The Houston Texans were put in a unique position to start the second half against the Tampa Bay Buccaneers in Week 9 at NRG Stadium.
Trailing 17-10, the Texans would have to mount a comeback without kicker Ka’imi Fairbairn, who injured his quad. The Texans had running back Dare Ogunbowale take over the kickoff duties, but trusted him with just a 29-yard field goal out of desperation to take a skinny 33-30 lead early in the fourth quarter.
According to offensive coordinator Bobby Slowik, the Texans’ play-calling felt some effects from the Fairbairn injury.
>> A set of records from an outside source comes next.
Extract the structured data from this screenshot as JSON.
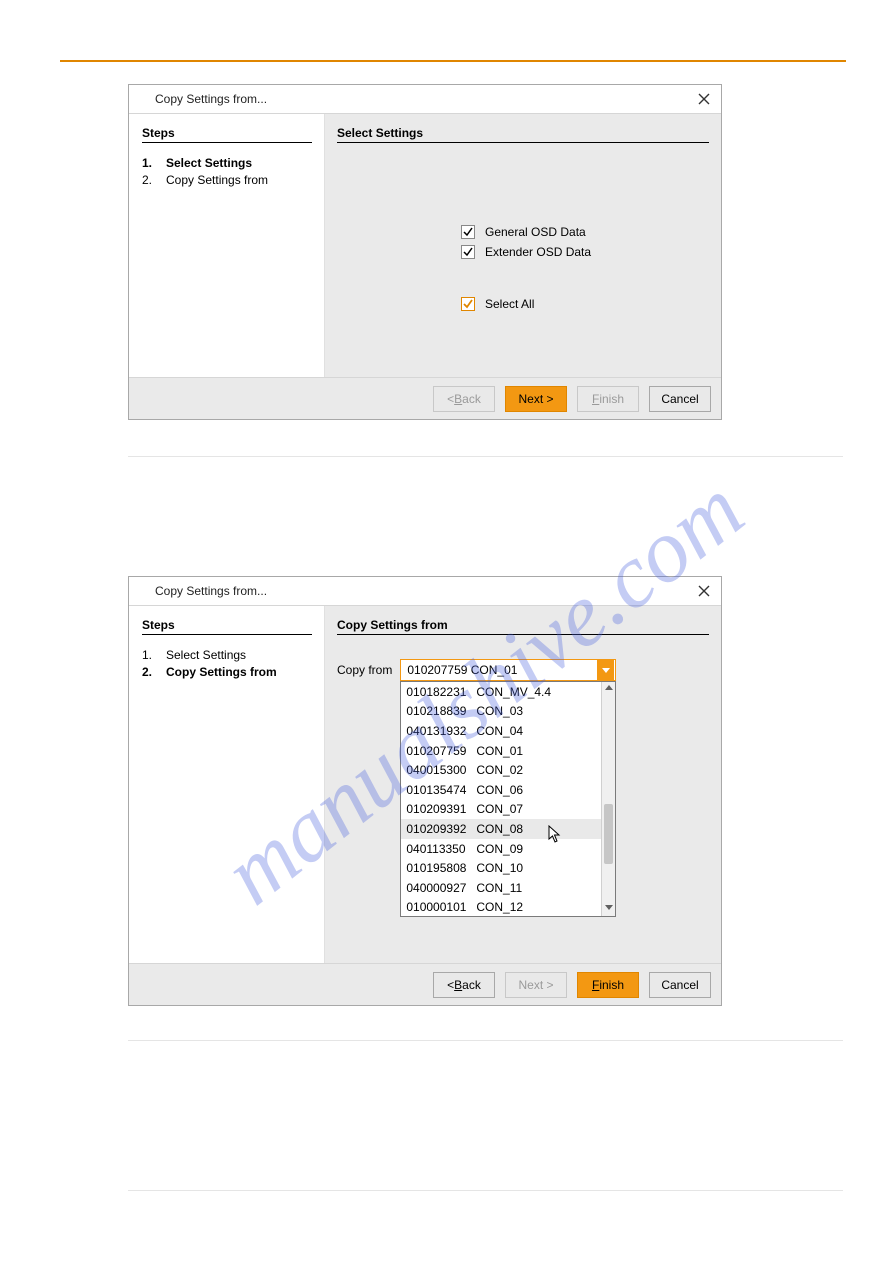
{
  "dialog1": {
    "title": "Copy Settings from...",
    "steps_header": "Steps",
    "steps": [
      {
        "num": "1.",
        "label": "Select Settings",
        "current": true
      },
      {
        "num": "2.",
        "label": "Copy Settings from",
        "current": false
      }
    ],
    "right_header": "Select Settings",
    "checks": {
      "general": "General OSD Data",
      "extender": "Extender OSD Data",
      "select_all": "Select All"
    },
    "buttons": {
      "back": "< Back",
      "next": "Next >",
      "finish": "Finish",
      "cancel": "Cancel"
    }
  },
  "dialog2": {
    "title": "Copy Settings from...",
    "steps_header": "Steps",
    "steps": [
      {
        "num": "1.",
        "label": "Select Settings",
        "current": false
      },
      {
        "num": "2.",
        "label": "Copy Settings from",
        "current": true
      }
    ],
    "right_header": "Copy Settings from",
    "copy_from_label": "Copy from",
    "combo_value": "010207759   CON_01",
    "options": [
      {
        "id": "010182231",
        "name": "CON_MV_4.4"
      },
      {
        "id": "010218839",
        "name": "CON_03"
      },
      {
        "id": "040131932",
        "name": "CON_04"
      },
      {
        "id": "010207759",
        "name": "CON_01"
      },
      {
        "id": "040015300",
        "name": "CON_02"
      },
      {
        "id": "010135474",
        "name": "CON_06"
      },
      {
        "id": "010209391",
        "name": "CON_07"
      },
      {
        "id": "010209392",
        "name": "CON_08"
      },
      {
        "id": "040113350",
        "name": "CON_09"
      },
      {
        "id": "010195808",
        "name": "CON_10"
      },
      {
        "id": "040000927",
        "name": "CON_11"
      },
      {
        "id": "010000101",
        "name": "CON_12"
      }
    ],
    "hover_index": 7,
    "buttons": {
      "back": "< Back",
      "next": "Next >",
      "finish": "Finish",
      "cancel": "Cancel"
    }
  },
  "watermark_text": "manualshive.com"
}
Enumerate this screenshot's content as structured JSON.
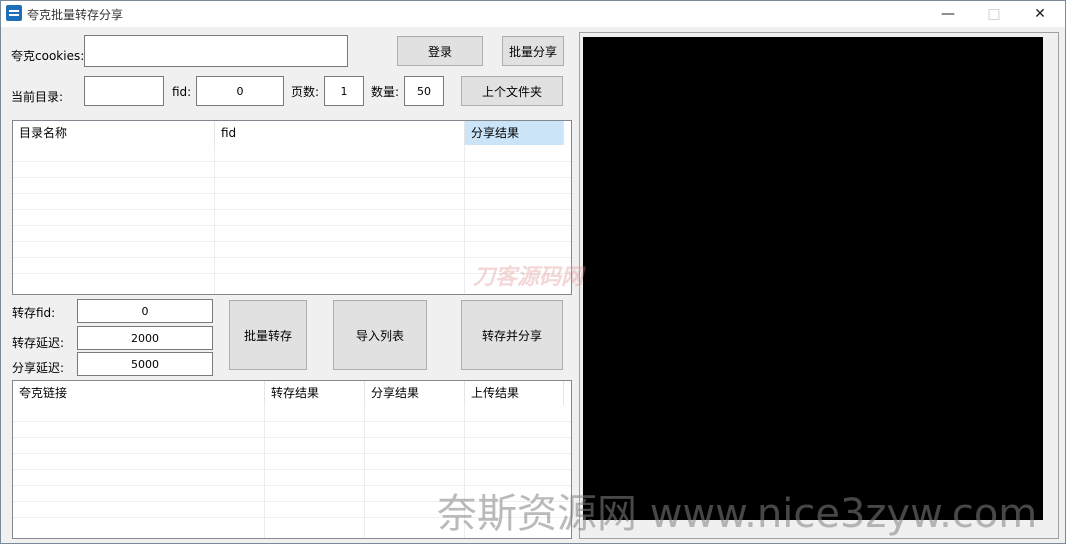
{
  "window": {
    "title": "夸克批量转存分享"
  },
  "top": {
    "cookies_label": "夸克cookies:",
    "cookies_value": "",
    "login_button": "登录",
    "batch_share_button": "批量分享",
    "current_dir_label": "当前目录:",
    "current_dir_value": "",
    "fid_label": "fid:",
    "fid_value": "0",
    "pages_label": "页数:",
    "pages_value": "1",
    "count_label": "数量:",
    "count_value": "50",
    "parent_folder_button": "上个文件夹"
  },
  "dir_table": {
    "columns": [
      "目录名称",
      "fid",
      "分享结果"
    ]
  },
  "middle": {
    "transfer_fid_label": "转存fid:",
    "transfer_fid_value": "0",
    "transfer_delay_label": "转存延迟:",
    "transfer_delay_value": "2000",
    "share_delay_label": "分享延迟:",
    "share_delay_value": "5000",
    "batch_transfer_button": "批量转存",
    "import_list_button": "导入列表",
    "transfer_share_button": "转存并分享"
  },
  "link_table": {
    "columns": [
      "夸克链接",
      "转存结果",
      "分享结果",
      "上传结果"
    ]
  },
  "watermarks": {
    "center": "刀客源码网",
    "bottom": "奈斯资源网 www.nice3zyw.com"
  },
  "icons": {
    "app": "app-logo-icon",
    "minimize": "minimize-icon",
    "maximize": "maximize-icon",
    "close": "close-icon"
  }
}
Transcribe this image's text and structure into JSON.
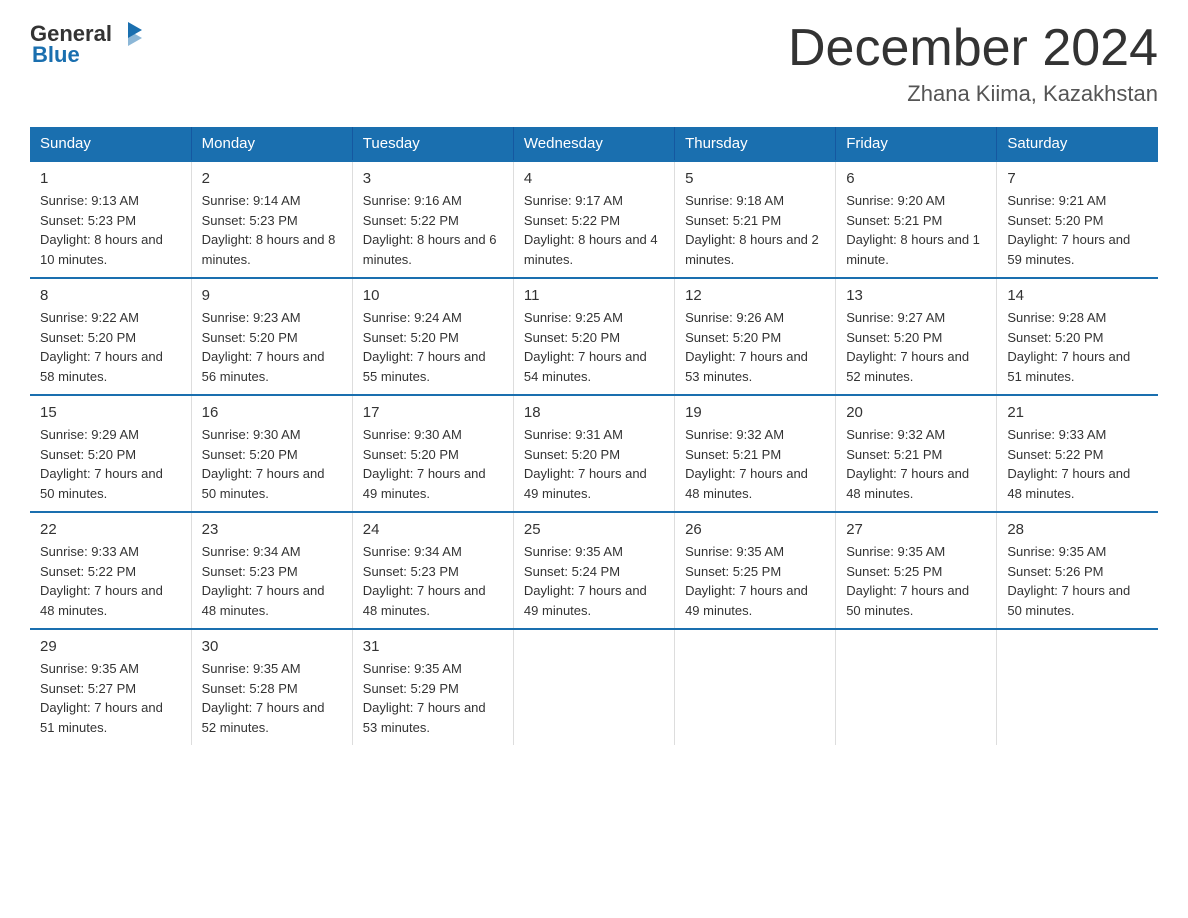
{
  "header": {
    "logo_general": "General",
    "logo_blue": "Blue",
    "month_year": "December 2024",
    "location": "Zhana Kiima, Kazakhstan"
  },
  "weekdays": [
    "Sunday",
    "Monday",
    "Tuesday",
    "Wednesday",
    "Thursday",
    "Friday",
    "Saturday"
  ],
  "weeks": [
    [
      {
        "day": "1",
        "sunrise": "9:13 AM",
        "sunset": "5:23 PM",
        "daylight": "8 hours and 10 minutes."
      },
      {
        "day": "2",
        "sunrise": "9:14 AM",
        "sunset": "5:23 PM",
        "daylight": "8 hours and 8 minutes."
      },
      {
        "day": "3",
        "sunrise": "9:16 AM",
        "sunset": "5:22 PM",
        "daylight": "8 hours and 6 minutes."
      },
      {
        "day": "4",
        "sunrise": "9:17 AM",
        "sunset": "5:22 PM",
        "daylight": "8 hours and 4 minutes."
      },
      {
        "day": "5",
        "sunrise": "9:18 AM",
        "sunset": "5:21 PM",
        "daylight": "8 hours and 2 minutes."
      },
      {
        "day": "6",
        "sunrise": "9:20 AM",
        "sunset": "5:21 PM",
        "daylight": "8 hours and 1 minute."
      },
      {
        "day": "7",
        "sunrise": "9:21 AM",
        "sunset": "5:20 PM",
        "daylight": "7 hours and 59 minutes."
      }
    ],
    [
      {
        "day": "8",
        "sunrise": "9:22 AM",
        "sunset": "5:20 PM",
        "daylight": "7 hours and 58 minutes."
      },
      {
        "day": "9",
        "sunrise": "9:23 AM",
        "sunset": "5:20 PM",
        "daylight": "7 hours and 56 minutes."
      },
      {
        "day": "10",
        "sunrise": "9:24 AM",
        "sunset": "5:20 PM",
        "daylight": "7 hours and 55 minutes."
      },
      {
        "day": "11",
        "sunrise": "9:25 AM",
        "sunset": "5:20 PM",
        "daylight": "7 hours and 54 minutes."
      },
      {
        "day": "12",
        "sunrise": "9:26 AM",
        "sunset": "5:20 PM",
        "daylight": "7 hours and 53 minutes."
      },
      {
        "day": "13",
        "sunrise": "9:27 AM",
        "sunset": "5:20 PM",
        "daylight": "7 hours and 52 minutes."
      },
      {
        "day": "14",
        "sunrise": "9:28 AM",
        "sunset": "5:20 PM",
        "daylight": "7 hours and 51 minutes."
      }
    ],
    [
      {
        "day": "15",
        "sunrise": "9:29 AM",
        "sunset": "5:20 PM",
        "daylight": "7 hours and 50 minutes."
      },
      {
        "day": "16",
        "sunrise": "9:30 AM",
        "sunset": "5:20 PM",
        "daylight": "7 hours and 50 minutes."
      },
      {
        "day": "17",
        "sunrise": "9:30 AM",
        "sunset": "5:20 PM",
        "daylight": "7 hours and 49 minutes."
      },
      {
        "day": "18",
        "sunrise": "9:31 AM",
        "sunset": "5:20 PM",
        "daylight": "7 hours and 49 minutes."
      },
      {
        "day": "19",
        "sunrise": "9:32 AM",
        "sunset": "5:21 PM",
        "daylight": "7 hours and 48 minutes."
      },
      {
        "day": "20",
        "sunrise": "9:32 AM",
        "sunset": "5:21 PM",
        "daylight": "7 hours and 48 minutes."
      },
      {
        "day": "21",
        "sunrise": "9:33 AM",
        "sunset": "5:22 PM",
        "daylight": "7 hours and 48 minutes."
      }
    ],
    [
      {
        "day": "22",
        "sunrise": "9:33 AM",
        "sunset": "5:22 PM",
        "daylight": "7 hours and 48 minutes."
      },
      {
        "day": "23",
        "sunrise": "9:34 AM",
        "sunset": "5:23 PM",
        "daylight": "7 hours and 48 minutes."
      },
      {
        "day": "24",
        "sunrise": "9:34 AM",
        "sunset": "5:23 PM",
        "daylight": "7 hours and 48 minutes."
      },
      {
        "day": "25",
        "sunrise": "9:35 AM",
        "sunset": "5:24 PM",
        "daylight": "7 hours and 49 minutes."
      },
      {
        "day": "26",
        "sunrise": "9:35 AM",
        "sunset": "5:25 PM",
        "daylight": "7 hours and 49 minutes."
      },
      {
        "day": "27",
        "sunrise": "9:35 AM",
        "sunset": "5:25 PM",
        "daylight": "7 hours and 50 minutes."
      },
      {
        "day": "28",
        "sunrise": "9:35 AM",
        "sunset": "5:26 PM",
        "daylight": "7 hours and 50 minutes."
      }
    ],
    [
      {
        "day": "29",
        "sunrise": "9:35 AM",
        "sunset": "5:27 PM",
        "daylight": "7 hours and 51 minutes."
      },
      {
        "day": "30",
        "sunrise": "9:35 AM",
        "sunset": "5:28 PM",
        "daylight": "7 hours and 52 minutes."
      },
      {
        "day": "31",
        "sunrise": "9:35 AM",
        "sunset": "5:29 PM",
        "daylight": "7 hours and 53 minutes."
      },
      null,
      null,
      null,
      null
    ]
  ]
}
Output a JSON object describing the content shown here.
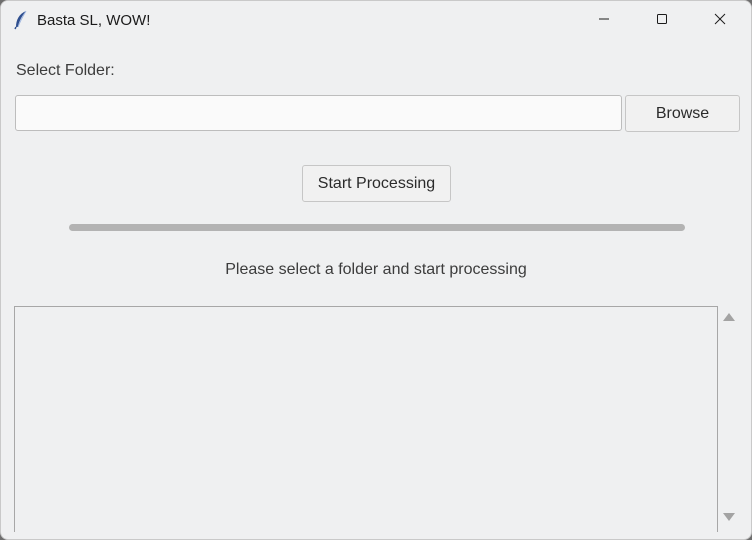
{
  "window": {
    "title": "Basta SL, WOW!",
    "icon": "feather-icon",
    "controls": [
      "minimize-icon",
      "maximize-icon",
      "close-icon"
    ]
  },
  "folder": {
    "label": "Select Folder:",
    "value": "",
    "placeholder": ""
  },
  "buttons": {
    "browse": "Browse",
    "start": "Start Processing"
  },
  "progress": {
    "fraction": 0
  },
  "status": {
    "text": "Please select a folder and start processing"
  },
  "log": {
    "content": ""
  },
  "colors": {
    "background": "#eff0f1",
    "progress_track": "#b3b3b3"
  }
}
“I would say the only thing it really changed was third-down going into fourth-down,” Slowik told reporters Nov. 9. “First, second-down, it didn’t adjust much. We were confident in what we were doing, and we were going to keep doing it. The only difference really becomes when you get into like high-red areas — normal field-goal areas — you knew rather than punt, we were going to be aggressive on fourth.”
There was an instance where a conservative third down play-call was acceptable due to the Texans’ willingness to go for it on fourth down, as exemplified by Houston’s sequence with 14:20 to go in the game facing goal-to-go on the 9-yard line.
“It happened once in the red-zone where we had a third-down call that we knew we could take a pretty aggressive in the end zone because we felt confident about our fourth-down call as well,” Slowik said. “That really was about the only time it came up as far as changing what were doing.”
Stroud hit tight end Dalton Schultz for a 9-yard touchdown to give Houston a 30-23 lead.
Regarding two-point conversions, Slowik indicated they immediately became options.
Said Slowik: “We had already gone into the game — we were already prepped with two-point plays, two-point thoughts — not necessarily three of them — but that’s always something we talked about.”
The Texans signed kicker Matt Ammendola to the practice squad earlier this week.